— Laure, je l'ai soupçonné dès les premiers instants; ses yeux, son teint deviennent plus animés quand il est près de toi; son air quelquefois embarrassé et toutes ses démarches le décèlent. Eh bien! ma fille, avec cette connaissance de son amour pour toi, que ressens-tu pour lui?

Je ne m'étais pas encore consultée, ma chère Eugénie, je n'avais pas fouillé dans les replis de mon âme et, croyant n'avoir pour Vernol que ce sentiment qu'on nomme amitié, je lui en parlai sur ce ton. Mais un service de mon père, en me demandant si c'était là tout, suffit pour me faire rentrer en moi, et je reconnus bientôt, en y réfléchissant, que la présence de Vernol m'animait, et que lorsqu'il n'était pas avec sa soeur il me manquait quelque chose; car, sans y faire attention, je demandais à Rose avec une sorte d'empressement ce que son frère était devenu. Je ne pouvais concevoir comment je m'étais éprise d'un tel caprice avec lequel mon coeur était si peu d'accord. Sa figure, il est vrai, me charmait; sa douceur et ses soins en augmentaient les attraits.

A l'air de mon père, il était aisé de juger qu'il avait découvert en moi ce que je n'osais presque encore m'avouer à moi-même; il fut quelque temps sans m'en parler. Je l'aimais toujours autant, et plus, s'il était possible, que je n'avais jamais fait; mon empressement et mon goût pour lui ne diminuaient point; enfant de la nature et de la vérité, je n'y mettais ni politique ni dissimulation. On prétend que nous sommes naturellement fausses; je crois que cette fausseté est d'acquisition, et selon l'éducation reçue. Enfin, je me sentais capable de tout sacrifier pour ce cher et tendre père, et je pris une résolution intérieure d'éviter les poursuites et les soins de ce beau garçon.
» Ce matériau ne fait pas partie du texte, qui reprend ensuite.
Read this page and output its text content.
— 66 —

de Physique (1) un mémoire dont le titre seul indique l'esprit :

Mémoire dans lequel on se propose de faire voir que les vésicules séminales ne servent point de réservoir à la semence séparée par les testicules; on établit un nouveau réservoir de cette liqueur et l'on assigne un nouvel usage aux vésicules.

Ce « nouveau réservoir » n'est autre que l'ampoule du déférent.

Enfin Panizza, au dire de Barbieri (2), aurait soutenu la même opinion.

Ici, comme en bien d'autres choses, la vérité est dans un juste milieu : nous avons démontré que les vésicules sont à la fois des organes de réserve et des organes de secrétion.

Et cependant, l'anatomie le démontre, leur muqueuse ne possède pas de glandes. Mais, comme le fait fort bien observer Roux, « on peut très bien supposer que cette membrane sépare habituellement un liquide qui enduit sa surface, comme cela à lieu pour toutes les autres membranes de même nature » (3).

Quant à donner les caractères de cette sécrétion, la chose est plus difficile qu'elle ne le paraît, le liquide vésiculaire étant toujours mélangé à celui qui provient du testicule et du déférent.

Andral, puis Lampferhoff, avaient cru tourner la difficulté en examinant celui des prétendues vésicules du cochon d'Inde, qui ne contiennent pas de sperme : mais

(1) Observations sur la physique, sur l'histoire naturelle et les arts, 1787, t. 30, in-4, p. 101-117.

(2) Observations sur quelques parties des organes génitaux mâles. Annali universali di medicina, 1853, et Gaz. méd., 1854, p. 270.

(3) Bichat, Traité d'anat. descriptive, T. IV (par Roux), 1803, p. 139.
Je n'avais pu concevoir l'accord des sensations et de la fantaisie que j'éprouvais pour Vernol avec les sentiments de mon coeur pour ce tendre papa; mais la disposition où je me trouvais me fit connaître par la suite la différence des mouvements qui m'agitaient. Tu concevras difficilement, chère Eugénie, cette différence; il faut l'avoir sentie pour la connaître: bien des hommes pourraient t'apprendre à faire la distinction qui s'y trouve. Mon père voulut la juger en moi, et s'en assura en me mettant à une épreuve à laquelle je ne m'attendais nullement:

— Laure, quelques-uns de vos amis actuels me font de la peine; je désirerais que vous ne voyiez plus Rose ni son frère.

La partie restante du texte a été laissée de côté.